Investor reaction on Wall Street was immediately positive. Historically, Apple's shares have taken a tumble when the company has announced delays in shipping new products. With the global launch delayed because of the product's popularity, investors began snapping up stock.

Investors also took heart from Joswiak's assurance to MacCentral that the iPod mini is not taking sales from the company's market-leading iPod: "The iPod mini is doing as we hoped it would by growing the market for the iPod rather than cannibalizing its existing business," he said.

Apple closed up 5.4 per cent at $26.87 last night (a $1.37 rise on the day). The climb continued on the after hours market, where Apple stock stood at $27.30 at close of trade last night – 84 cents below the company's 52-week high.

Hitachi also benefited from the news.

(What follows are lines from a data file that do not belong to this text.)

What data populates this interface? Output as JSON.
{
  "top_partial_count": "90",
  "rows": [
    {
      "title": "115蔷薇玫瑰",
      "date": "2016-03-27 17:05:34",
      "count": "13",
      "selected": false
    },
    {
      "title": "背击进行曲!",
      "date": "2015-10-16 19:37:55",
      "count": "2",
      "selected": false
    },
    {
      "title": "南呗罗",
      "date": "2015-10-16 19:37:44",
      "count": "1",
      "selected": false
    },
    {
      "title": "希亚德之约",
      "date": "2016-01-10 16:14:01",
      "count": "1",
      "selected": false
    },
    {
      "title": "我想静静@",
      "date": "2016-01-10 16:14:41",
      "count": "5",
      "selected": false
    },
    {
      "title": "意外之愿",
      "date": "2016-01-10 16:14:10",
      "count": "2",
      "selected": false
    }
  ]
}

That company's shares rose 3.14 per cent on the days trade.

Thrivent Financial fund manager Jim Grossman called the demand and supply challenge "a nice problem to have".

Cautious coverage creates buying chance

Schaeffer's Investment Research yesterday pointed out that Apple's shares have been under fire in recent days, with both a Barron's report and CNN/Money "admonishing" Apple's recent stock price gains.

"This anecdotal negative sentiment is puzzling, as Apple's fundamentals have rarely been more encouraging," Shaeffer's wrote. This report describes Apple's recent success: its stock has doubled in under a year, and reached a new 52-week high earlier this month. Apple stock is also "perched above its ascending ten and twenty-week moving averages," this report states.

Along with media negativity on the stock, just six of the fourteen analysts that cover it rate it as a stock to buy, and 16.5 million Apple shares being acquired by the short trading market, Schaeffer's said: "This negative sentiment provides a fairly solid "wall of worry" along which the stock can climb in the near term". A buying opportunity.

Apple makes the music

US investors' daily sees the news as consolidating Apple's lead in the war to dominate the digital music distribution market.

It argues that because the exclusively iPod-compatible iTunes Music Store isn't yet available internationally Apple may benefit from shipping physical product at a point closer to launching the store outside the US.

This piece also points out that mass-market sales of the product – in the US and abroad – will serve to "reinforce" the position of Apple's already market-leading music service.